Nano- and micro- encapsulation of curcumin by spray drying technique: characteristics and applications in food
Abstract
Curcumin (CUR) is an important natural polyphenol, extracted from the rhizome of Curcuma Longa used for thousands of years by the Asian population, both as a food ingredient (dye, preservative, spice) and as a remedy for certain gastrointestinal diseases, inflammation, cataracts, and bacterial infections. Unfortunately, CUR, like many polyphenols, has a low bioavailability due to its low water solubility, chemical instability at pH variations, low cell absorption, and rapid metabolism. To overcome these challenges, many researchers have applied various CUR encapsulation techniques. In this study, an overview of the principles and conditions for nano/micro-encapsulation of CUR through the spray-drying has been presented. Different biopolymers including polysaccharides and proteins have been utilized for this purpose. For nanoencapsulation of CUR, an innovative spray-drying technique has recently been developed, the so-called nano-spray-dryer, whose operations and advantages are briefly discussed in this paper too.
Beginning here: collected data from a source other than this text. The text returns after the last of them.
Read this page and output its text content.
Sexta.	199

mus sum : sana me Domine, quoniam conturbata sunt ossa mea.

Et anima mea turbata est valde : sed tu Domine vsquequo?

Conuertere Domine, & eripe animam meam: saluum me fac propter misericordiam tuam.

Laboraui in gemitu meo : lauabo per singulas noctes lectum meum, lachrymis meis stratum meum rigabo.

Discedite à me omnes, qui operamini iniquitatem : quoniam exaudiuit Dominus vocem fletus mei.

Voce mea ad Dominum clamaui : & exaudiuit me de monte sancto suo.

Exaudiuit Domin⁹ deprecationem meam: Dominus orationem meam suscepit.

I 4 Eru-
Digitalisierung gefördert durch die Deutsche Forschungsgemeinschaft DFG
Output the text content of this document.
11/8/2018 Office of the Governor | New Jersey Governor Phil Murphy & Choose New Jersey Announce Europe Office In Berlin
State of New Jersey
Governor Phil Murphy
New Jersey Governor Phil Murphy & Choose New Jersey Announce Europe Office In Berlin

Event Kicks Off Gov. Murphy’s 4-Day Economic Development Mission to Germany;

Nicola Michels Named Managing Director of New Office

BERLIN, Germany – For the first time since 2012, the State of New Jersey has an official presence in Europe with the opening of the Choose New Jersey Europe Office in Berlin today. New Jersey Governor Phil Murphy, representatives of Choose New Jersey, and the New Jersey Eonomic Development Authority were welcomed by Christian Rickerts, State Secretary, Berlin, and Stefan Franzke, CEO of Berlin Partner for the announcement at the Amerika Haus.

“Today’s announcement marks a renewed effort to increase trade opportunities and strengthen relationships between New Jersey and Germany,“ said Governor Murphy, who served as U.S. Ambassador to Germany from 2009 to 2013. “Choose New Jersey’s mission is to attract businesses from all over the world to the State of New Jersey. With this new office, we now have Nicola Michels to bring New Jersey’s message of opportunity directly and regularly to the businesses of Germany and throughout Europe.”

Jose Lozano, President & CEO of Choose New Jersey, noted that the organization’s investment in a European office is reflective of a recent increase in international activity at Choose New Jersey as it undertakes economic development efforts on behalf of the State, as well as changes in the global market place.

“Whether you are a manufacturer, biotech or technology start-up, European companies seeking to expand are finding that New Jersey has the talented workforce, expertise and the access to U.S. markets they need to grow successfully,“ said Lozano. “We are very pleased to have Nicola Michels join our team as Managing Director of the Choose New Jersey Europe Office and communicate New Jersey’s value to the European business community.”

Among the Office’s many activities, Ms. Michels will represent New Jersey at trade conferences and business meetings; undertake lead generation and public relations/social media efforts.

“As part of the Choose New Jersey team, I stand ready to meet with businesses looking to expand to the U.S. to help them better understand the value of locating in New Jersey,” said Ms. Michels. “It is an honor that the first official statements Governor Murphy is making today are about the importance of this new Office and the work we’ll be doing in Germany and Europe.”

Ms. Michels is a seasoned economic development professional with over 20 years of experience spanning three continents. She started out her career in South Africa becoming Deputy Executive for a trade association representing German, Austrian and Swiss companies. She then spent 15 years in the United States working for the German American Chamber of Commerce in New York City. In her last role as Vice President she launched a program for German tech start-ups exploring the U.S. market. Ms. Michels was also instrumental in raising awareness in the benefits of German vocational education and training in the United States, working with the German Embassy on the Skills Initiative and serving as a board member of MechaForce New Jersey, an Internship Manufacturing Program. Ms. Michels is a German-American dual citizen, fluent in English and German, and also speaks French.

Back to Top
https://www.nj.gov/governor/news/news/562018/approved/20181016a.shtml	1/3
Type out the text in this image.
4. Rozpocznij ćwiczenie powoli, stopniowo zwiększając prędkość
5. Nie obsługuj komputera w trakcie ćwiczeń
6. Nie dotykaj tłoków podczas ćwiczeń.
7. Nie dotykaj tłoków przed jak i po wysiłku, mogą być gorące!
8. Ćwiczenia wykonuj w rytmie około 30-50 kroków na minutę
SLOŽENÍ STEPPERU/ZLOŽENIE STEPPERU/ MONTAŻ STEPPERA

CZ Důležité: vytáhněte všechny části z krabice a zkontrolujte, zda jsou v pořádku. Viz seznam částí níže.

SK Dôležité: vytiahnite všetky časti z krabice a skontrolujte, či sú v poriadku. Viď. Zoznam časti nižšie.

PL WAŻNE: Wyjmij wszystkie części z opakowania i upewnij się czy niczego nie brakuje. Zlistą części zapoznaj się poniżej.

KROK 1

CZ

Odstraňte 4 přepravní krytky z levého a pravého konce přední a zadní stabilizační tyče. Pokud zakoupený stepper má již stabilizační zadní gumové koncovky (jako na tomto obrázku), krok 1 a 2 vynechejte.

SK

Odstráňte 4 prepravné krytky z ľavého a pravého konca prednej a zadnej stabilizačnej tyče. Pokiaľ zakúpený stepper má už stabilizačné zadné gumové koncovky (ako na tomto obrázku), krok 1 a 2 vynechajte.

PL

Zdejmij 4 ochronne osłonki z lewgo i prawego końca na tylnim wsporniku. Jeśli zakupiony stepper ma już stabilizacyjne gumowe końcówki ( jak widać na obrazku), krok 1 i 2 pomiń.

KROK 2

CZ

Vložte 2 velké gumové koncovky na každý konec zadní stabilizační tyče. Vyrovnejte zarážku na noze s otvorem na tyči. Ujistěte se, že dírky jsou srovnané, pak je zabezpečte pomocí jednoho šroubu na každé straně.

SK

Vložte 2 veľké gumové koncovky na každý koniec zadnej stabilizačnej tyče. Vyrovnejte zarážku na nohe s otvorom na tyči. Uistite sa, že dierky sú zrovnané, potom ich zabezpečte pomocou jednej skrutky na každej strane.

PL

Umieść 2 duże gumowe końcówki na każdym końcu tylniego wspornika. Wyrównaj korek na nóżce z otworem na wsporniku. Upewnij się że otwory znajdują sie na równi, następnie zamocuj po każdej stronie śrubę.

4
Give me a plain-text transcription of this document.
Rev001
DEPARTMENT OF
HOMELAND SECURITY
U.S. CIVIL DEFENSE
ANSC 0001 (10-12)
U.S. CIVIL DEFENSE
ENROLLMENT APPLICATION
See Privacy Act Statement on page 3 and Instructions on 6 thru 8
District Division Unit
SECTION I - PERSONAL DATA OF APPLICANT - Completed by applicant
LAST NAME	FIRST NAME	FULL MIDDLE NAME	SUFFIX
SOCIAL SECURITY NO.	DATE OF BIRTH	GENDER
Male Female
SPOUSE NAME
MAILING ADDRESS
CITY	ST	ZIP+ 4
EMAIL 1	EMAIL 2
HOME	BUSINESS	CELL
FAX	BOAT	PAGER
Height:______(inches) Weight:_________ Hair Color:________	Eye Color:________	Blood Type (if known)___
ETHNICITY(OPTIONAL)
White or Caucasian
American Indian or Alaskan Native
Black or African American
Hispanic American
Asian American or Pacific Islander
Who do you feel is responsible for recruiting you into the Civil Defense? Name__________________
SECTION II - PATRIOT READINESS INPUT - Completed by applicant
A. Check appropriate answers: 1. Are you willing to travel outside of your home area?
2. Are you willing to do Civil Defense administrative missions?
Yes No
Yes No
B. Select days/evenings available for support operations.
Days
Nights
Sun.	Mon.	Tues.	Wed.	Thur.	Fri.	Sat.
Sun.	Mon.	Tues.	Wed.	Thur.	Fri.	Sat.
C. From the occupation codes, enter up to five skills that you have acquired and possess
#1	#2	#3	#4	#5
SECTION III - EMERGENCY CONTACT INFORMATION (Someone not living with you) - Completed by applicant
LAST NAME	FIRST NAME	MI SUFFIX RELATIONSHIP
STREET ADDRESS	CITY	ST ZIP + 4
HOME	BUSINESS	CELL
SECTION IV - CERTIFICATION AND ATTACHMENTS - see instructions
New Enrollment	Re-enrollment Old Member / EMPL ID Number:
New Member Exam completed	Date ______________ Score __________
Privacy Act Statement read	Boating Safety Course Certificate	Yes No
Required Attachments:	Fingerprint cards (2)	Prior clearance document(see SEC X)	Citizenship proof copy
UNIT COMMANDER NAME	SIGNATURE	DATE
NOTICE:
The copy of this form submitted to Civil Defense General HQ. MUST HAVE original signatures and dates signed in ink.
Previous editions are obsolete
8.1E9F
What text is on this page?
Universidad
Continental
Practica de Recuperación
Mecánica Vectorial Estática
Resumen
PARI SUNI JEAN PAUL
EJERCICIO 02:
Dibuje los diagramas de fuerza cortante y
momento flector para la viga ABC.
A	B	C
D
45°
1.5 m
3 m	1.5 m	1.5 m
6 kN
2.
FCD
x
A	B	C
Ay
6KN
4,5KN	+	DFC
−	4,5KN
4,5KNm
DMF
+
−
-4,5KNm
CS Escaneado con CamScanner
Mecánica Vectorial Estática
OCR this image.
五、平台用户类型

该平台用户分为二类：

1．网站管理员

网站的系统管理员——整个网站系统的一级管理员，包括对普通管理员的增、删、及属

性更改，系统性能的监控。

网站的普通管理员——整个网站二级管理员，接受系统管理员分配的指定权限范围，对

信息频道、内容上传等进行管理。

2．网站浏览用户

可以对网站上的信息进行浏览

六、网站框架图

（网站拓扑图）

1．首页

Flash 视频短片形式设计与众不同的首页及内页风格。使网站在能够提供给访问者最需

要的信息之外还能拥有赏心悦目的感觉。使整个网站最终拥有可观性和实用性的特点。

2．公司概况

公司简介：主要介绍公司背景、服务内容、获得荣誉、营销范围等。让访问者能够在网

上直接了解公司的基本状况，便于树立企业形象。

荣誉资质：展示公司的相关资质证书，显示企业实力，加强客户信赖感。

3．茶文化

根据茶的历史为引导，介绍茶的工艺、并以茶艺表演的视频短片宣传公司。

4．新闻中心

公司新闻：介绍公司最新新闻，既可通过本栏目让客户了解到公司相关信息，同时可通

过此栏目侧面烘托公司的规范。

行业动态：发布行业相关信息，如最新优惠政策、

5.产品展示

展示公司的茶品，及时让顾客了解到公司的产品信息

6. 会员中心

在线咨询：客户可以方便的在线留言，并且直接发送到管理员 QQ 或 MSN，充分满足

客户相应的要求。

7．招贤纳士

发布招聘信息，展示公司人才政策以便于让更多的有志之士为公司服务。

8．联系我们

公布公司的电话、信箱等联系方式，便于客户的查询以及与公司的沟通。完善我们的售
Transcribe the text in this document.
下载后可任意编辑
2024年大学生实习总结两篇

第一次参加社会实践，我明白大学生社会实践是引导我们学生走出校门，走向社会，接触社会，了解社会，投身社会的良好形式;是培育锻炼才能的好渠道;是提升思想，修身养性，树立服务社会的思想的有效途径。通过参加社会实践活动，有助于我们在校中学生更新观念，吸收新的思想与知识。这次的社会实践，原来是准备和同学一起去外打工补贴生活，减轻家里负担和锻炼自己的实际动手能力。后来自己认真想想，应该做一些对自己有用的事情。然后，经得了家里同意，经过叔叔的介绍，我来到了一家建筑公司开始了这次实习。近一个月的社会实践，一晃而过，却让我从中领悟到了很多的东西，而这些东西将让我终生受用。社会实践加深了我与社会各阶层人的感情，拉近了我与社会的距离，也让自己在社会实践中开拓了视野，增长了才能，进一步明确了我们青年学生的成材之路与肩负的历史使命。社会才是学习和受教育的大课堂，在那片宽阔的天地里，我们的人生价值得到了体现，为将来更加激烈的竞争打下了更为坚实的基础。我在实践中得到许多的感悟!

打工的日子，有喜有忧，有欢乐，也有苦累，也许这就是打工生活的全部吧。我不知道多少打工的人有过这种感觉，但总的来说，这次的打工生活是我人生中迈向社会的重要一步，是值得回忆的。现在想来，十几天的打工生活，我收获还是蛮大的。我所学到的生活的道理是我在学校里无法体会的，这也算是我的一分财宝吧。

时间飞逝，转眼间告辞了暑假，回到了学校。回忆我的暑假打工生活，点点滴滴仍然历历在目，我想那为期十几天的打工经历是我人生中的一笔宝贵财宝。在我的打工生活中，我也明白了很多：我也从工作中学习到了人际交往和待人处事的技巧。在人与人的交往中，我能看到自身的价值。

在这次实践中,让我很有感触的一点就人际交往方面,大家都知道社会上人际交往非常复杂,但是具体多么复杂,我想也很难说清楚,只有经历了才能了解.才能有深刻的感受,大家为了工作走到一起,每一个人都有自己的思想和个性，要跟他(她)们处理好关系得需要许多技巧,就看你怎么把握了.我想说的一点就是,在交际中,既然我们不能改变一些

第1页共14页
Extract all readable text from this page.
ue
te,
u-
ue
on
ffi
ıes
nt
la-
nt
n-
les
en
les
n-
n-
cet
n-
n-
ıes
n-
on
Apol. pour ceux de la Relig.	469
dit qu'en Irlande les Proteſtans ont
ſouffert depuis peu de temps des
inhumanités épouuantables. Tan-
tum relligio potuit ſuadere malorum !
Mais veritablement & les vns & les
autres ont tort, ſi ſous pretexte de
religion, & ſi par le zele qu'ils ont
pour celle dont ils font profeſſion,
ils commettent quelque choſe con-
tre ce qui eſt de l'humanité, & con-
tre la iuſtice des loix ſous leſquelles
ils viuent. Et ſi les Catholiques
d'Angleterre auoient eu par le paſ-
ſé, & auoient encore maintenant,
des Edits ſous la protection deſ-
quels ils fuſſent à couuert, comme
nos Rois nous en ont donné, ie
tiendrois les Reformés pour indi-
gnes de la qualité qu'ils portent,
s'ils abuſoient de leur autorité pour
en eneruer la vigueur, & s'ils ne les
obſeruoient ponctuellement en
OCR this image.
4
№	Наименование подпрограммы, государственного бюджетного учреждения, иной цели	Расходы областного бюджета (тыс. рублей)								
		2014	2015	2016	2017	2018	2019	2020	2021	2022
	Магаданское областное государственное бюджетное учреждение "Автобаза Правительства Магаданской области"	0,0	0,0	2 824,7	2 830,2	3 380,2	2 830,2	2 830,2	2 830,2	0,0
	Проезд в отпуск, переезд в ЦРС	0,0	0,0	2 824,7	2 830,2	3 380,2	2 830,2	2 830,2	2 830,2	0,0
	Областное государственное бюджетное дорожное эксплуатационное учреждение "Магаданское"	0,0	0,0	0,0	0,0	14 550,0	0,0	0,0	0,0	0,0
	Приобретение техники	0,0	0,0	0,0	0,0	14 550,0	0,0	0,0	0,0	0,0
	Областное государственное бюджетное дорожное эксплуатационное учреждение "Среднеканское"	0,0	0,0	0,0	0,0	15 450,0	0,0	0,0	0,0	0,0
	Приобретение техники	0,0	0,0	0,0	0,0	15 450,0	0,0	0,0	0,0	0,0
The results from the literature on the optimization of physico-chemical and technological parameters, the nature of encapsulating materials, and the characteristics of the spray-dried CUR-loaded powder particles are also highlighted. Finally, the applications of spray-dried CUR powders in food functionalization with the focusing on the antioxidant, antimicrobial, and coloring properties are described.